My father often made fun of my mother’s over-religiosity. In those days, small movable altars in wooden boxes that closed with a flap and doors, like an envelope, and contained different saints, were available for a day—for a fee, I assumed, from the church. You could have the statue for a day or two when someone was ill.

Even an arm of the Nazareno could be borrowed (“rented”) when someone was ill. My physician father assumed there was always someone somewhere who would rather pray for a cure than go to a doctor.

Even the arm of the Black Nazarene statue, which was believed by many to be miraculous, could be borrowed. My heretic Dad said the Nazarene must be an octopus because, in the 1930s, when someone fell ill you could borrow its arm (it came in a varnished box). During epidemics, there were many of these holy arms roaming around.

Dark procession

When I was a child, it always terrified me when the Señor Nazareno procession passed our narrow Escaldo street. Everyone in the procession carried a lighted candle, but when the carroza of the Nazarene passed by everything was dark.

I think the carroza did not have wheels then, but was borne on the shoulders by barefoot devotees.

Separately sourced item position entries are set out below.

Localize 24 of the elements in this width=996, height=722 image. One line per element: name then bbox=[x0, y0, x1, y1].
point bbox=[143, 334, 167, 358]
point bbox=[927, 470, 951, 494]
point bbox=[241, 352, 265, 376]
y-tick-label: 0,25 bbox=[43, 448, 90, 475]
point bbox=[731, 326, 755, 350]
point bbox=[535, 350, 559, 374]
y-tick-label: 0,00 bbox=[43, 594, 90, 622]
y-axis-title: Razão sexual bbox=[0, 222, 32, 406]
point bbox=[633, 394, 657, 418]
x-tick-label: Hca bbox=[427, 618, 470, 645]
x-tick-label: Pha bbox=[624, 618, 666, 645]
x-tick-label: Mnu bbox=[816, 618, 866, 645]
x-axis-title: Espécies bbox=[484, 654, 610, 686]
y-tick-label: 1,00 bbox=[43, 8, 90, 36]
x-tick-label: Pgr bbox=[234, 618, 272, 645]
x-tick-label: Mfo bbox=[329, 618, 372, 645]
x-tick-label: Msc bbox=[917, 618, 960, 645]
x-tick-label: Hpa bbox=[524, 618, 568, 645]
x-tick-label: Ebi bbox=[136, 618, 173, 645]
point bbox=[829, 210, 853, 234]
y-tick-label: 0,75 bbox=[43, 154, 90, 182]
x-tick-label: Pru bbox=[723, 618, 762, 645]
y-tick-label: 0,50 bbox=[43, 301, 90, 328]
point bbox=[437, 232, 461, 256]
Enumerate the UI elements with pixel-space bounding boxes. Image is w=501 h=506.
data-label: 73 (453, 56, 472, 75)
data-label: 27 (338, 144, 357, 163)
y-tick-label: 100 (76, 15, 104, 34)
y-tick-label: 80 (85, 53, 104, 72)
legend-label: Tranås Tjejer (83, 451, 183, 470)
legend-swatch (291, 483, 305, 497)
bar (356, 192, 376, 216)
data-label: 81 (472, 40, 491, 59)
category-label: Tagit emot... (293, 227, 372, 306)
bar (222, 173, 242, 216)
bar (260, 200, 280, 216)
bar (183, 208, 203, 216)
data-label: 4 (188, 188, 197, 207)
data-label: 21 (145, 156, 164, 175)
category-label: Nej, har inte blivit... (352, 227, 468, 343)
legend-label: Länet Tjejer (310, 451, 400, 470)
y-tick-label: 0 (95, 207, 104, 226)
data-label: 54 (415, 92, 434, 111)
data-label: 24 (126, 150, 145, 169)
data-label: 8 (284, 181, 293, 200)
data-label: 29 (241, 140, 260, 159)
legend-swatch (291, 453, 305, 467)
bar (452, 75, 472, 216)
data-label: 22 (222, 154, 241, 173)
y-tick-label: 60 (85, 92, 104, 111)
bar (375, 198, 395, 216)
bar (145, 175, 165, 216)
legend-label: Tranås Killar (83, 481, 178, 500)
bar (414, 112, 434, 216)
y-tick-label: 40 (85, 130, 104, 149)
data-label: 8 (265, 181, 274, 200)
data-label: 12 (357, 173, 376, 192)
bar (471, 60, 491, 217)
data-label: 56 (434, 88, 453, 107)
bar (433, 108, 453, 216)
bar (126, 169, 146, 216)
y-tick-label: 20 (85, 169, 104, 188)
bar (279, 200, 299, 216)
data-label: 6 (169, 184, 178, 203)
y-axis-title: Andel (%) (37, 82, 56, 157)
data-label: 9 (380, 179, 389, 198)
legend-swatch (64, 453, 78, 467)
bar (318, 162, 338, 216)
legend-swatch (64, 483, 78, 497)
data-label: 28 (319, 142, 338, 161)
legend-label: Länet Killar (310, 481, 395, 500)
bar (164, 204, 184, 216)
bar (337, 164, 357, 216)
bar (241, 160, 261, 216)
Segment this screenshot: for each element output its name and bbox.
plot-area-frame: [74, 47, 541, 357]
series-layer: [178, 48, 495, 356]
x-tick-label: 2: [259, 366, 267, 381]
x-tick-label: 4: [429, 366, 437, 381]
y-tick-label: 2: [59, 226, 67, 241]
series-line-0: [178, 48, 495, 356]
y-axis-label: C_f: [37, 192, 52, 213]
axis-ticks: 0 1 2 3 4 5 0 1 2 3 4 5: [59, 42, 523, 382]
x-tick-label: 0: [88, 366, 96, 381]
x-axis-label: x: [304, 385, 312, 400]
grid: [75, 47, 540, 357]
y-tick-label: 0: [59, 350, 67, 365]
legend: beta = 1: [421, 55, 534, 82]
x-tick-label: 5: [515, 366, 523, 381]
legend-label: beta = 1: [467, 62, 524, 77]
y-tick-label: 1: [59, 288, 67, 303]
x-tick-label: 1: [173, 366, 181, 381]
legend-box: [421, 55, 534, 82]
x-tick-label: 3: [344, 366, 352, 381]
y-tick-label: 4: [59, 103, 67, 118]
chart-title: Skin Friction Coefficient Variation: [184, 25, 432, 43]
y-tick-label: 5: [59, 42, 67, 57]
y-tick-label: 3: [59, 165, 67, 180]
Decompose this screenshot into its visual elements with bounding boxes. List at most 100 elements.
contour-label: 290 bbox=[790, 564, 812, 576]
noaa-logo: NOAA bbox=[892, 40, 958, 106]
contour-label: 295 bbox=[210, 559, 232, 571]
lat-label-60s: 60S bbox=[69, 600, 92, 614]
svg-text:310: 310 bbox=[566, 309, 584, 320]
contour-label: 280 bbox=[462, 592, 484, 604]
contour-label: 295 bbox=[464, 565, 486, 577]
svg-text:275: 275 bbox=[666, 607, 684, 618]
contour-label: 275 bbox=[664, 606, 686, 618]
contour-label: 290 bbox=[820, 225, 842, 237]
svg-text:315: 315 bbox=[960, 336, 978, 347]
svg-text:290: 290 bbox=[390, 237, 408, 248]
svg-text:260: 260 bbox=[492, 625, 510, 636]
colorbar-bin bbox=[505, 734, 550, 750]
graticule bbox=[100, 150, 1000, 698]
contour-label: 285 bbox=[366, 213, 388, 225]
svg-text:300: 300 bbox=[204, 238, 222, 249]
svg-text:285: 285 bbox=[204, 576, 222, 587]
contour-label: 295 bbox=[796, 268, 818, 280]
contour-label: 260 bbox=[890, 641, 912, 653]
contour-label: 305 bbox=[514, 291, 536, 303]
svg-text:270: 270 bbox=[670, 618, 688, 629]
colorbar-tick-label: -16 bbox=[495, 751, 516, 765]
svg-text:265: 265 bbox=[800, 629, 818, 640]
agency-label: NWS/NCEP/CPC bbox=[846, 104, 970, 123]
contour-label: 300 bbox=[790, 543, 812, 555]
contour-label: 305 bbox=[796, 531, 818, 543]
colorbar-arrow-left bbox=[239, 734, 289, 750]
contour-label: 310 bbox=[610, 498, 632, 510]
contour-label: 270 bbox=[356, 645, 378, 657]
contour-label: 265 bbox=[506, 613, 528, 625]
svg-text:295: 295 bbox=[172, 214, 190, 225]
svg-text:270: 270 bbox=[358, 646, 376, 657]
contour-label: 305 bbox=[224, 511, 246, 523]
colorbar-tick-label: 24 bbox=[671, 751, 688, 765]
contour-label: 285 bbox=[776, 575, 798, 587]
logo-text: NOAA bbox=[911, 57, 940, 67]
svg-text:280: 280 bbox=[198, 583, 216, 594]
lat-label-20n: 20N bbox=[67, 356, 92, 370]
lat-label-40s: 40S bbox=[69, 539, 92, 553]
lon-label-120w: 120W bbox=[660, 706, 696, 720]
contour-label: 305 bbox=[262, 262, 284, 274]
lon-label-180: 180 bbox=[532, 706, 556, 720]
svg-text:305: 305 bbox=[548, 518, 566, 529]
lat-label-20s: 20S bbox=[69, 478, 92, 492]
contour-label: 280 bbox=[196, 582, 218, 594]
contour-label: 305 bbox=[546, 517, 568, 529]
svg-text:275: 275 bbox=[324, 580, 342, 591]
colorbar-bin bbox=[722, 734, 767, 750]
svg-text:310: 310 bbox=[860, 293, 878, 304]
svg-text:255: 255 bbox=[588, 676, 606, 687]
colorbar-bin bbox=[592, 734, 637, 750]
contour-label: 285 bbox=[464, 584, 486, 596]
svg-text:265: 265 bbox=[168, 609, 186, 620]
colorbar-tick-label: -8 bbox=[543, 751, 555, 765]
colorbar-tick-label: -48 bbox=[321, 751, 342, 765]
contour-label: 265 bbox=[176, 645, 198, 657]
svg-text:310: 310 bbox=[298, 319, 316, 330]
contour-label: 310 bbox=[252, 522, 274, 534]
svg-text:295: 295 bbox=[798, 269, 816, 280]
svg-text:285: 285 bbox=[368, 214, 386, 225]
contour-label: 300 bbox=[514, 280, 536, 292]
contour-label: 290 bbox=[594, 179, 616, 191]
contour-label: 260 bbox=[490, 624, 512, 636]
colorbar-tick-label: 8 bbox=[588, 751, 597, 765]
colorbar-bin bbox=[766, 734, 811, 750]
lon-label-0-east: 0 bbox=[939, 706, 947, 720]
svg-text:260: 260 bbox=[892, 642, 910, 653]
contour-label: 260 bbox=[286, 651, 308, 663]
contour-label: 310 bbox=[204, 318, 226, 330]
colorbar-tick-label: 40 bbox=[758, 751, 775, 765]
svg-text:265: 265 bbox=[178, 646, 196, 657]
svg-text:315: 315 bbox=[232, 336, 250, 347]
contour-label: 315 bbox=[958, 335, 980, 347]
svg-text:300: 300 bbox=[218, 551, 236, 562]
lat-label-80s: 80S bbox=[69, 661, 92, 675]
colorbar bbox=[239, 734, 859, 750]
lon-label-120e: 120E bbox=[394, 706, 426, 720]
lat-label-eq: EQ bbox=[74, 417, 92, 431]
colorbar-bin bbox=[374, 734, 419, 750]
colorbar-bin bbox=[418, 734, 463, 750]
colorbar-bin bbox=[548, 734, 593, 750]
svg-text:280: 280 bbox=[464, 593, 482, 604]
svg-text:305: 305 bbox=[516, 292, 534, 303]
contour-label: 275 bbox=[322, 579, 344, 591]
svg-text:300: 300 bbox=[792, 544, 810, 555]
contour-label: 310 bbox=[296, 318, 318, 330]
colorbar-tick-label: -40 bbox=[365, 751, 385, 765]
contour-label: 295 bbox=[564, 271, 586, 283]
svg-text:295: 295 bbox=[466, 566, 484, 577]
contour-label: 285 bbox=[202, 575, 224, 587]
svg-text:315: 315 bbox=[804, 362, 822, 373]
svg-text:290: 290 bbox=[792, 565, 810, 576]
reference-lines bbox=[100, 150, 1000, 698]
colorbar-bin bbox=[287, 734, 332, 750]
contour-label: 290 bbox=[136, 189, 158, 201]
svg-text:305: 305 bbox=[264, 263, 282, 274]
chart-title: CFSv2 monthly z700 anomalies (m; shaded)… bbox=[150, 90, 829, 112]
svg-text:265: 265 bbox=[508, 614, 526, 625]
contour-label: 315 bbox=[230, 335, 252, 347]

And it was dark because only the males could fight their way up to the Nazareno in order to wipe a handkerchief or a towel on the statue in the fanatic belief that the cloth would thenceforward also be miraculous. Thus, the women with lighted tapers never could join the Nazareno portion lest they be trampled to death.

On top, with the image, was always the burly sacristan mayor of the Quiapo Church in red and white monecillo garb. His job was to push down devotees who managed to climb the carroza. Or at least to receive the handkerchiefs or towels, wipe them on the image and throw these back to their owners. It was a frightening scene of fanaticism, and every year it passed our street.

I haven’t gone to Mass in Quiapo since I was a child. My husband and I moved to Quezon City, and therefore another parish, when we got married. But in whatever guise the Christ is, in whatever church, to me he will always be simply God.